The patient is a sixty-two-year-old man who was in a motor vehicle collision that caused a thoracic spinal fracture and a refractory thoracic duct leak. The patient was initially managed conservatively with NPO, TPN, and octreotide. However, despite optimal medical treatment, the patient was still draining 1 to 3 liters of chylous fluid daily from his chest tube. Thus, the patient was taken for operative repair.

He first underwent an esophagogastroduodenoscopy (EGD) with instillation of cream into the duodenum. Afterwards, a right-sided robot-assisted thoracoscopic thoracic duct ligation was performed. The dissection was challenging due to the inflamed tissue secondary to lung adherence to the spinal fracture and persistent chylous effusion. Multiple clips and two figure-of-eight sutures were used to successfully ligate the thoracic duct and control the chyle leak. A complete decortication of the lung was performed after ligation followed by talc pleurodesis.

Additional surgical steps demonstrated in the video include evacuation of the chylous pleural fluid, decortication of the adhesed lung from the spine, dissection and identification the thoracic duct, clipping of the thoracic duct, and additional circumferential thoracic duct dissection. 

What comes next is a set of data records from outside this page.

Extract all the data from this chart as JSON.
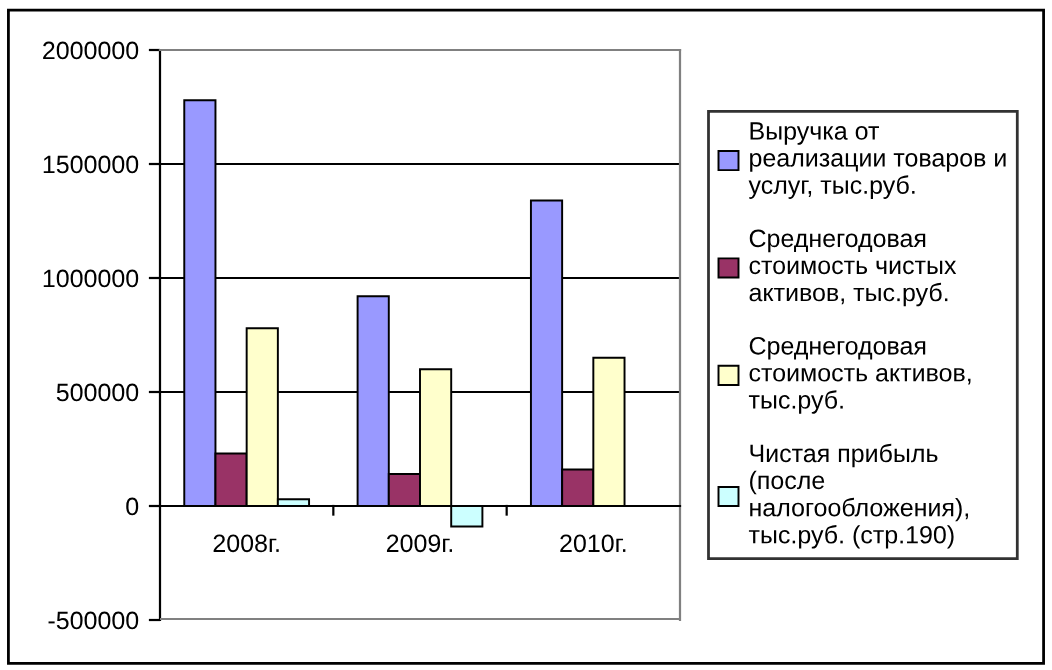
{
  "chart_data": {
    "type": "bar",
    "categories": [
      "2008г.",
      "2009г.",
      "2010г."
    ],
    "series": [
      {
        "name": "Выручка от\nреализации товаров и\nуслуг, тыс.руб.",
        "color": "#9999ff",
        "values": [
          1780000,
          920000,
          1340000
        ]
      },
      {
        "name": "Среднегодовая\nстоимость чистых\nактивов, тыс.руб.",
        "color": "#993366",
        "values": [
          230000,
          140000,
          160000
        ]
      },
      {
        "name": "Среднегодовая\nстоимость активов,\nтыс.руб.",
        "color": "#ffffcc",
        "values": [
          780000,
          600000,
          650000
        ]
      },
      {
        "name": "Чистая прибыль\n(после\nналогообложения),\nтыс.руб. (стр.190)",
        "color": "#ccffff",
        "values": [
          30000,
          -90000,
          null
        ]
      }
    ],
    "ylim": [
      -500000,
      2000000
    ],
    "yticks": [
      -500000,
      0,
      500000,
      1000000,
      1500000,
      2000000
    ],
    "grid": "y",
    "legend": "right"
  }
}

Postoperatively, the patient recovered very well. On postoperative day one, the patient was breathing comfortably on room air. On postoperative day four, the patient's chest tubes had minimal output and were water sealed. By postoperative day eight, both chest tubes were removed and the patient was transferred out of the ICU. On postoperative day 14, the patient was discharged to rehab.